In a nine-hour interview two days after the blast, Nichols initially said he didn’t know about bomb construction, but later acknowledged that he and McVeigh “had a curiosity about if they could build a bomb,” FBI agent Scott Crabtree.

The two men pored over bombing literature at gun shows, trying to decide which devices would work best for particular situations, added FBI agent Stephen Smith.Nichols knew ammonium nitrate fertilizer and blasting caps could be used to make a bomb, but he denied ever constructing that type of device, Smith said.

Attorneys spent the day in Nichols’ murder and conspiracy trial concentrating on the interview he gave to agents at the Herington, Kan., police station and on a trip a court.

Nichols sat rigidly, but he bowed his head and his face grew red when he heard a taped, tearful message from his son that had been played for him during the interview. At least one juror cried.

“Hi Dad, I love you,” Josh said, his voice broken by sobs. “Cooperate the best you can. The FBI is being nice and … protecting us from the media. … Grandma says she loves you and believes in you. I love you, Dad. Bye.”

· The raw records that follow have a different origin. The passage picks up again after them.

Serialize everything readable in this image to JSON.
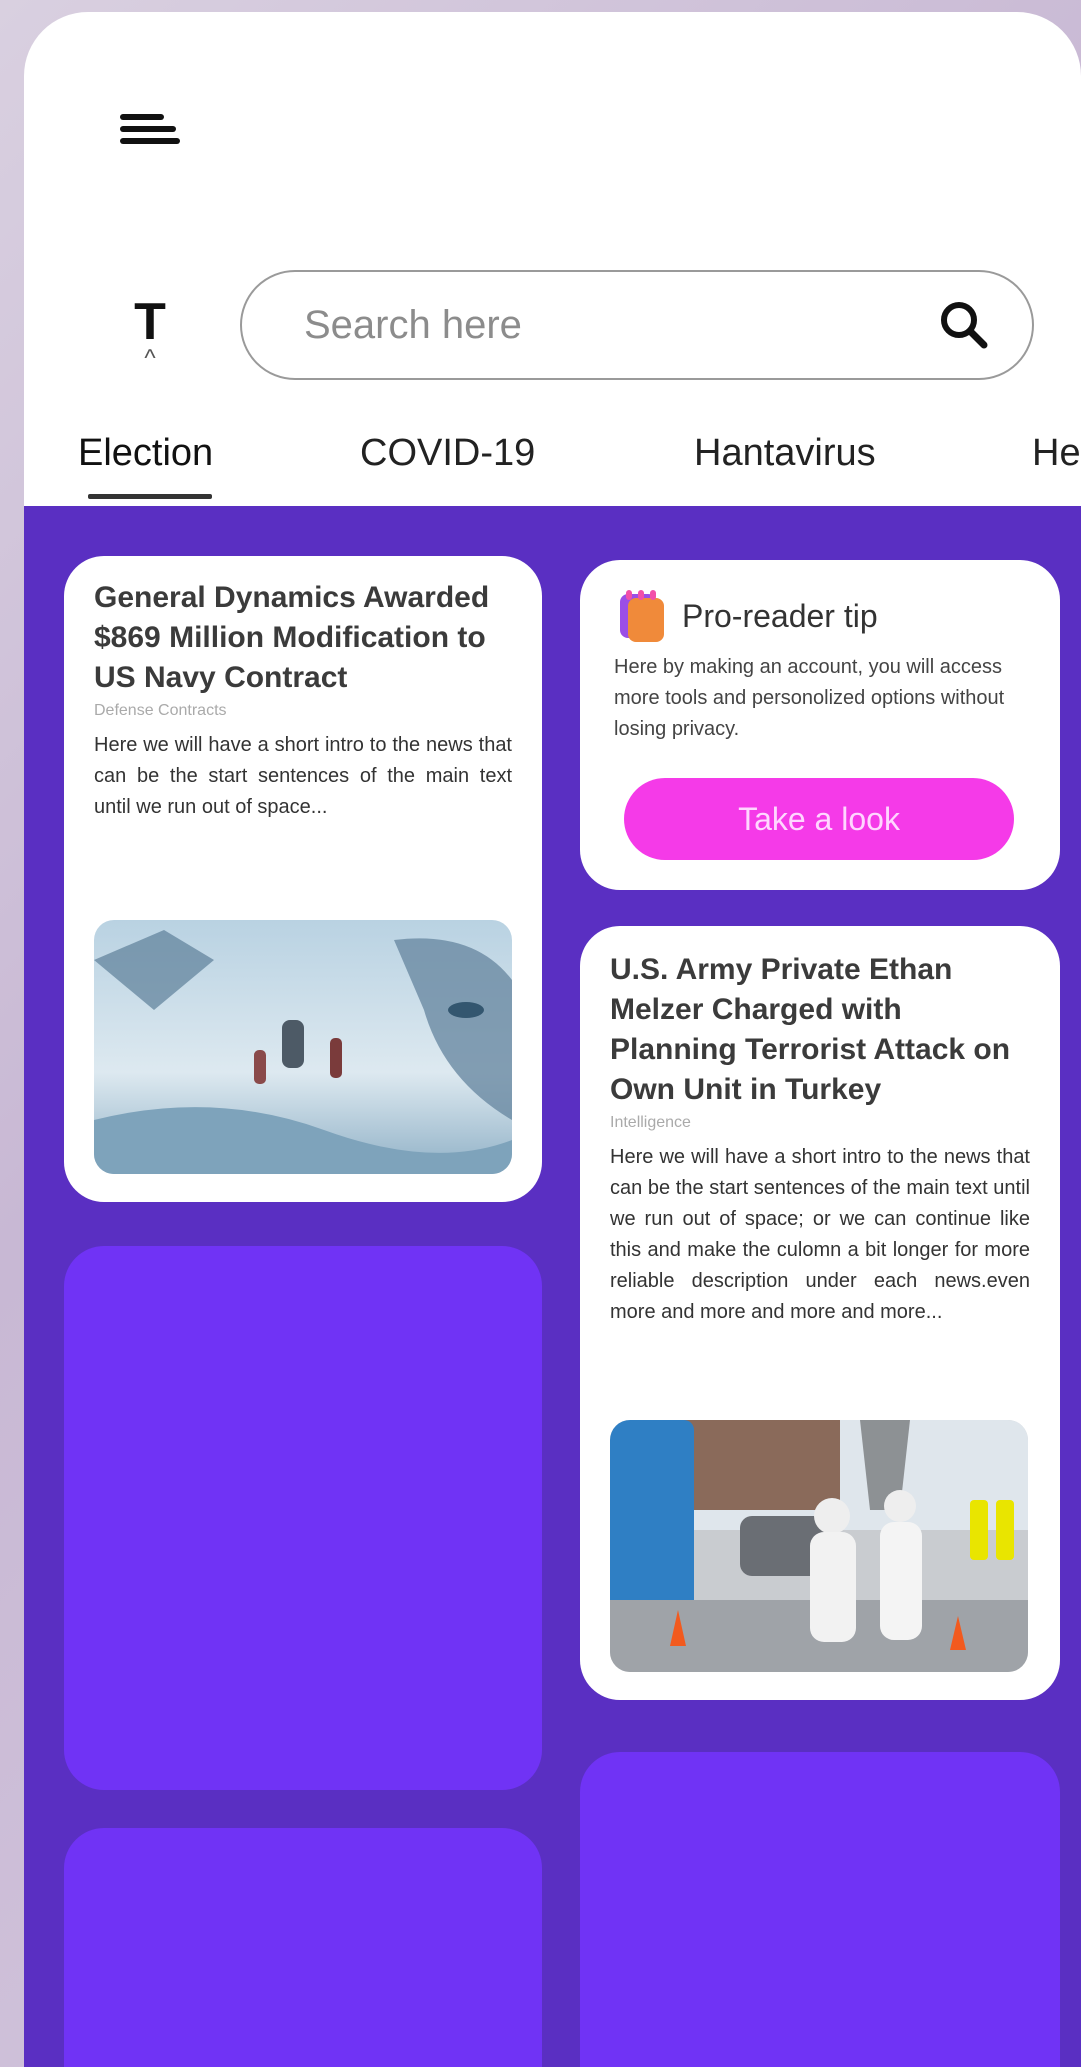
{
  "header": {
    "menu_icon": "menu-icon",
    "text_size_label": "T",
    "text_size_caret": "^"
  },
  "search": {
    "placeholder": "Search here",
    "value": "",
    "icon": "search-icon"
  },
  "tabs": [
    {
      "label": "Election",
      "active": true
    },
    {
      "label": "COVID-19",
      "active": false
    },
    {
      "label": "Hantavirus",
      "active": false
    },
    {
      "label": "He",
      "active": false
    }
  ],
  "colors": {
    "feed_background": "#5a2fc2",
    "placeholder_card": "#7033f5",
    "tip_button": "#f53ae8"
  },
  "cards": {
    "news1": {
      "title": "General Dynamics Awarded $869 Million Modification to US Navy Contract",
      "category": "Defense Contracts",
      "intro": "Here we will have a short intro to the news that can be the start sentences of the main text until we run out of space..."
    },
    "tip": {
      "icon": "notes-icon",
      "title": "Pro-reader tip",
      "text": "Here by making an account, you will access more tools and personolized options without losing privacy.",
      "button_label": "Take a look"
    },
    "news2": {
      "title": "U.S. Army Private Ethan Melzer Charged with Planning Terrorist Attack on Own Unit in Turkey",
      "category": "Intelligence",
      "intro": "Here we will have a short intro to the news that can be the start sentences of the main text until we run out of space; or we can continue like this and make the culomn a bit longer for more reliable description under each news.even more and more and more and more..."
    }
  }
}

In another message, his ex-wife, Lana Padilla, told Nichols, “It’s really necessary that everyone needs to know that the family wasn’t involved in this … any information you can share with us to help us understand would be appreciated.”

Nichols, 42, could get the death penalty if convicted. McVeigh, 29, has appealed his conviction and death sentence following a trial on identical charges earlier this year.

Toward the end of the day’s tedious testimony, U.S. District Judge Richard Matsch grew short-tempered with prosecutors as they asked Crabtree about his education and background.

“That’s all irrelevant. Let’s get to what this case is about,” he said.

For the agents, Nichols described his nine-year friendship with McVeigh, saying, “I feel I cannot trust anyone any more than Tim,” Smith said.

Nichols said he believed in the Constitution, refused to pay federal income taxes and stopped using his Social Security card, Smith said.

He admitted he was in Oklahoma City with McVeigh three days before the bombing and loaned McVeigh his pickup the day before, when prosecutors say the bomb was constructed.